Keeping the workplace clean and safe is one of these responsibilities. Each job site creates its own mandate for what is needed to keep it safe and clean. One of the major concerns that good job site housekeeping addresses is the reductions of accidents.
- Loose objects on the floors as well as stairs and platforms should be removed or fastened in a safe manner
- Overhead objects must be fastened securely to prevent them from falling and causing injury
- Floors must be swept and keep free of debris, as well as safety measures put in place to address slippery or greasy floors
- Items need to be stacked properly and secured, so they cannot fall onto workers below or nearby
- There should be no protrusions of dangerous objects, such as wire, strappings or nails that could cause a cut or a puncture wound
When good job site housekeeping habits are implemented, it provides many benefits. This includes the most important benefit: it dramatically reduces the possibility of accidents and injuries.
- The work area is much more organized, which reduces the cost of material loss due to clutter
- The possibility of fires or hazardous spills is greatly reduced
- Increased inventory and equipment control
- Maintenance and cleanup is more efficient and effective
- It provides a much more pleasant working environment for all employees
- Cleaner conditions means a more hygenic environment which in turn means improved health
- Space is used more effectively
- Reduction in property damage
- Increased productivity as workers can concentrate on the tasks at hand and not on working around potential safety hazards
Implementing a Housekeeping Plan
Planning and implementing a housecleaning plan as a regular routine for the workplace might be time consuming to begin with, but once it becomes routine it is easy to follow. It must begin with the workplace layout, which many mean moving materials around so they comply with good housekeeping practices as outlined. If the organization of materials is not practical, it will not be adhered to by workers.
Organization may mean additional costs for the purchasing of appropriate shelving and bins. Storage planning should be implemented to avoid the need of having to move items more than once. Included in this planning should be the methods for moving items throughout the workplace when workers are working.
General safety measures should be implemented and followed. Routines like posting signs when floors are wet and using the proper guards should be part of the policy. The housekeeping routine must be ongoing throughout the workday and not simply at the end of the shift. Workers must be instructed and trained to clean up after themselves in their immediate work area. Proper disposal of general waste must be planned for and implemented.
An individual must be responsible for ensuring the housekeeping plan is fully carried out on a daily basis. Management should also plan for scheduled inspections to ensure that the policies for keeping the workplace clean is carried out.
Dust and Dirt
All surfaces should be kept clean and free of dust and dirt. By doing so, it not only preserves the items being affected, but provides a better air environment for workers. The right cleaning methods should be utilized for the dust and dirt to prevent it from becoming airborne as much as possible.
Although this is not a direct work area, it must also be considered as part of the work place. Accidents can happen just as easily in a break room as out on site. As such, these areas should be kept clean and orderly. Lockers should be available, if possible, for workers to store their personal belongings. Quality cleaning supplies should be kept on hand.
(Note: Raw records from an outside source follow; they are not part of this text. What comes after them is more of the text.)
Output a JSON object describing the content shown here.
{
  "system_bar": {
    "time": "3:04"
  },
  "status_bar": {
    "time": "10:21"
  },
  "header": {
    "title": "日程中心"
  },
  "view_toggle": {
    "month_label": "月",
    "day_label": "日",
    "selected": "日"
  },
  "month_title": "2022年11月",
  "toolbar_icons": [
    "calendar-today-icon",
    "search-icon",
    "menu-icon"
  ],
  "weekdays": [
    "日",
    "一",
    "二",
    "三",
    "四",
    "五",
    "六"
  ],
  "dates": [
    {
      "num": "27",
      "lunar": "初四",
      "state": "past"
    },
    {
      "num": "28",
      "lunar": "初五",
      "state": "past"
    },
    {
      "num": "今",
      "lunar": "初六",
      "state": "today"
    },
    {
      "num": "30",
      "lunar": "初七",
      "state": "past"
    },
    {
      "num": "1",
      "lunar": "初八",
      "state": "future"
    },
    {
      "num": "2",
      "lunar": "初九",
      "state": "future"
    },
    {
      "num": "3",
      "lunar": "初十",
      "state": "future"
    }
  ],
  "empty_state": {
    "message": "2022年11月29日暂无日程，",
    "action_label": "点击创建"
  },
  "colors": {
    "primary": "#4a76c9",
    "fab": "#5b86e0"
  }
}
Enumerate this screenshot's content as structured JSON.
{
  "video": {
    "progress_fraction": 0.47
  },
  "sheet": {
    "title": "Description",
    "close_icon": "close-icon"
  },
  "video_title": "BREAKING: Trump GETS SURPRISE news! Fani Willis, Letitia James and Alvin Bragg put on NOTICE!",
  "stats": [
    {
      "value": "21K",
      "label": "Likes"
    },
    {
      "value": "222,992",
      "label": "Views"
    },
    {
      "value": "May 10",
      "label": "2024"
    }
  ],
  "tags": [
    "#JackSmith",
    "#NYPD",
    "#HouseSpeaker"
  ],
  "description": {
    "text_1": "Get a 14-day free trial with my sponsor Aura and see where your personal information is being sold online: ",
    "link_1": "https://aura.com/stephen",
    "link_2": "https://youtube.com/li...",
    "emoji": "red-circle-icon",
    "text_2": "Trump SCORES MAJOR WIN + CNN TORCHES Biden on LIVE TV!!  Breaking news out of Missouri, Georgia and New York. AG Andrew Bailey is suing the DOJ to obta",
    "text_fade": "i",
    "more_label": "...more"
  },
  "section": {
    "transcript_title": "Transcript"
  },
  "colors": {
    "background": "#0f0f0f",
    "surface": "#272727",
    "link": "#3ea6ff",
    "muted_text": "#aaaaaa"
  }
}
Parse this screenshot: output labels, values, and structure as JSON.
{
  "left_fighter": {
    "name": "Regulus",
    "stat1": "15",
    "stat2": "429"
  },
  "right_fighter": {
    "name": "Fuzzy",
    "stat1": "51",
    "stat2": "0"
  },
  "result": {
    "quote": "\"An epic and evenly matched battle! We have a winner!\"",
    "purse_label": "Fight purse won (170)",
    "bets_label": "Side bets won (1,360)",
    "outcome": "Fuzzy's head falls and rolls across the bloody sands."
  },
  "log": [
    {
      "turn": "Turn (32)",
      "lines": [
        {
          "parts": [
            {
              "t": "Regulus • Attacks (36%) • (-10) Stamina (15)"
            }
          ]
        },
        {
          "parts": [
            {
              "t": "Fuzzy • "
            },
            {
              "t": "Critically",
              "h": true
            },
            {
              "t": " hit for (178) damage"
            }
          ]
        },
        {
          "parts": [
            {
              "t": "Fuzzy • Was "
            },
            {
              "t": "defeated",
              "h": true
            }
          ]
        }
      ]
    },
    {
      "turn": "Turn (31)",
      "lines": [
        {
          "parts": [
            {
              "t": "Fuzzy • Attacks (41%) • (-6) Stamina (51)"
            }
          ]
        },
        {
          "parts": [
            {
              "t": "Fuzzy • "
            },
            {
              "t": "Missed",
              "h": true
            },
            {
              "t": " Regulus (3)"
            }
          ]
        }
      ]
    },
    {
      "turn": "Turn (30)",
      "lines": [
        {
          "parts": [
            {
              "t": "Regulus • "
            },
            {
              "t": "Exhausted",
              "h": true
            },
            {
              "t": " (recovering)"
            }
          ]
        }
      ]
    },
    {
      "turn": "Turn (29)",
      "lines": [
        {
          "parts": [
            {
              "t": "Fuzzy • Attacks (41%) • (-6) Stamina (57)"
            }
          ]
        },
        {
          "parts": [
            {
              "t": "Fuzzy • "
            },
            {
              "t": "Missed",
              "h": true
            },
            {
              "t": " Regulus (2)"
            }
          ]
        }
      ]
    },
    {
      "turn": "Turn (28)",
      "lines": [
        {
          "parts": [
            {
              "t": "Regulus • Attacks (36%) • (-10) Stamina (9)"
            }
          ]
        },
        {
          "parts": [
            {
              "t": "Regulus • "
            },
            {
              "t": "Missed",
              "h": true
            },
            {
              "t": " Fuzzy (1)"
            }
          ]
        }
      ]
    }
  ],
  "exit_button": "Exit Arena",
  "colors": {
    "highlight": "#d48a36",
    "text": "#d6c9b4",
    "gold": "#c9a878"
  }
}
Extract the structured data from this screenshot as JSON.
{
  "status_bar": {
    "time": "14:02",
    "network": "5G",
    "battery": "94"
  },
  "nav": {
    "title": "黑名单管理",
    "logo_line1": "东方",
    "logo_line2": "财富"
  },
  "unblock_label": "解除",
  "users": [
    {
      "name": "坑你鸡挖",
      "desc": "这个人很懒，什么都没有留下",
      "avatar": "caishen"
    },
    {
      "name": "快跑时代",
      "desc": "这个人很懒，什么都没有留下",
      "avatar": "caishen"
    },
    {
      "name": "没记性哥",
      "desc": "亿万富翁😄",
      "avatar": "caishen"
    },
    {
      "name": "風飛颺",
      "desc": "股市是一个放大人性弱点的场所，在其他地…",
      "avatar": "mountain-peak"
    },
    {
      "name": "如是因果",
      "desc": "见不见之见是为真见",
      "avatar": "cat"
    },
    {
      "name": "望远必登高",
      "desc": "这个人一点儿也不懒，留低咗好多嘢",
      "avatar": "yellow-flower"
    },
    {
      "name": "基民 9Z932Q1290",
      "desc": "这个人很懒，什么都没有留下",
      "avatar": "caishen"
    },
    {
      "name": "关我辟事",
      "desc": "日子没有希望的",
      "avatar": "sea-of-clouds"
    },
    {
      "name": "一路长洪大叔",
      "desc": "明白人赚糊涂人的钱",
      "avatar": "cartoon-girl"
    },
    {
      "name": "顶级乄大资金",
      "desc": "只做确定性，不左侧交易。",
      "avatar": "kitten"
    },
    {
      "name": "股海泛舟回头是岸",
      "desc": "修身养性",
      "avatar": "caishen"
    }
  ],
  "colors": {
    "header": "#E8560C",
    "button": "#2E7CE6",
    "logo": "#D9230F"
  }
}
Floors should be cleaned of any type of spill using the proper procedures immediately. Aside from this, floor surfaces should be swept at regular intervals. Any flaws in the floors should be repaired as soon as possible to avoid a tripping hazard.
Aside from the general cleaning and organizing of the work area, all OSHA rules as well as other applicable rules and regulations must be implemented in addition to good workplace housekeeping practices.